Tuesday, July 18, 2006

SEGUNDA-FEIRA, 1 DE JULHO DE 1974

Chegaram da Metrópole os nossos reforços. Os primeiros sortudos a gozar as férias em Portugal não desertaram e ei-los tonificados pelo repouso físico, reconfortados com o calor humano e fortificados pelo gozo das férias. Estes nossos companheiros, certamente, vêm ajudar a levantar um pouco o moral do pessoal, embora o seu aspecto não mostre o desejo de regressar ao mato. Paciência! É preciso rehabituar-se à triste realidade deste rincão africano.

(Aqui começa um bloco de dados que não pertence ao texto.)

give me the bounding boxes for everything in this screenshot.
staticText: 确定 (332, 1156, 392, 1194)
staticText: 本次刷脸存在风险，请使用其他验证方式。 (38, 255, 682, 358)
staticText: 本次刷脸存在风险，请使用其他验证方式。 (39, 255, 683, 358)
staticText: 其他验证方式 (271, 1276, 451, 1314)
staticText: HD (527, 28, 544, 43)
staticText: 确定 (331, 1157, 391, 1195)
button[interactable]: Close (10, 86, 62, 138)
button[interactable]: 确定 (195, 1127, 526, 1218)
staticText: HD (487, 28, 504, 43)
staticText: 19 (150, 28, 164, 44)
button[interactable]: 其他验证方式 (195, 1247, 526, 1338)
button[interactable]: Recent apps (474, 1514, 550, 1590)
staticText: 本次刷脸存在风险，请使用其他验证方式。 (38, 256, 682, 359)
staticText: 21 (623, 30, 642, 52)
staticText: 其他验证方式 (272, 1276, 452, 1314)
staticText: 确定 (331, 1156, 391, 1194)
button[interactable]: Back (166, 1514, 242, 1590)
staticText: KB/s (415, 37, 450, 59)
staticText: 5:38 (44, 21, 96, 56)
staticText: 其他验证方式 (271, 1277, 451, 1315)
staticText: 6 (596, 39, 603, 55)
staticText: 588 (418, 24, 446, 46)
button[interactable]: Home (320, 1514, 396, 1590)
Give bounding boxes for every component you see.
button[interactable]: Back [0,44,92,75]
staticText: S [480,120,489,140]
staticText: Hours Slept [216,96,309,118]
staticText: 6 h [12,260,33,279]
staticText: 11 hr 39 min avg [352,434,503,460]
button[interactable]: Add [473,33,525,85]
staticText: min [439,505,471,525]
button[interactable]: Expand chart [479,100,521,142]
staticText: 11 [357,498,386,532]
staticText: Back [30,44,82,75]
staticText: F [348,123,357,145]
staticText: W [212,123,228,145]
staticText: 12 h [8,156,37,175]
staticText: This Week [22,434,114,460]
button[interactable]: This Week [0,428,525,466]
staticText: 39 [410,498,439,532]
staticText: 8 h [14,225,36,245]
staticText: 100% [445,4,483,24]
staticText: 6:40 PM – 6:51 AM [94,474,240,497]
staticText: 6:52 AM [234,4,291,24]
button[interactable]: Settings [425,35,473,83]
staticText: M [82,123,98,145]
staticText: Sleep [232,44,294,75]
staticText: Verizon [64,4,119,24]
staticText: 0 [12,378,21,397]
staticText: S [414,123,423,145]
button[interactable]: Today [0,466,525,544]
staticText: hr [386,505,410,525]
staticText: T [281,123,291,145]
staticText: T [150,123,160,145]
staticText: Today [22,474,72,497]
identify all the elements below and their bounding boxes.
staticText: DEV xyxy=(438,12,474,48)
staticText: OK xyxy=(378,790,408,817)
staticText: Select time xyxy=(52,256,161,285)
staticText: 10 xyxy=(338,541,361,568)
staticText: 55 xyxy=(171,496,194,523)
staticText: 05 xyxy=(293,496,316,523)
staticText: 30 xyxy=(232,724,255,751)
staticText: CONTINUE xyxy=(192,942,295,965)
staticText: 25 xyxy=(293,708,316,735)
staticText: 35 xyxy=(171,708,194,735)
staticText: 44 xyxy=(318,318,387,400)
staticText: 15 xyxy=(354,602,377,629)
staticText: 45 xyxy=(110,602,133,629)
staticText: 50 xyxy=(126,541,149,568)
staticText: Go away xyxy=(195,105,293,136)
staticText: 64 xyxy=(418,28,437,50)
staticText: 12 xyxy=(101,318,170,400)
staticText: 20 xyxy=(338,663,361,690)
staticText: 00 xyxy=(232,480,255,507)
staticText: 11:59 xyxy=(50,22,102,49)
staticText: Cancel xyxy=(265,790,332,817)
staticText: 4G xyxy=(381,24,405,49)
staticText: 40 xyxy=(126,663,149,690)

Como bons companheiros, contaram-nos da evolução da democracia portuguesa e dos horrores desta guerra de guerrilha. E trouxeram alguns exemplares de jornais portugueses, relatando os ataques ao Batalhão 5014.
Espectáculo horripilante foi o que encontraram, de manhã, no hospital de Tete, ao visitarem os feridos do Batalhão. Membros quebrados, entalados em placas de gesso, cabeças partidas atadas com ligaduras, autênticas múmias vivas, sofrendo nos catres de ferro apinhados nas enfermarias. E as macas de lona amontoadas nos corredores, onde a dor é maior, o consolo é palavra vã e a esperança muitas vezes é sepultada antes do corpo. No ar, uma mistura de cheiros a éter, tinturas e pomadas inunda as narinas. A imagem que se retém, parece-se com um quadro dantesco, onde predominam os condenados e os desterrados da vida.
Lá fora, os hélios continuam despejando a carne para canhão como quem atira uma rês para o matadouro.
Na coluna, por fim, veio o morteiro 81 que foi logo experimentado, enviando três granadas para o morro do Malawi.
— Apenas um aviso! — rematou o alferes Gonçalves.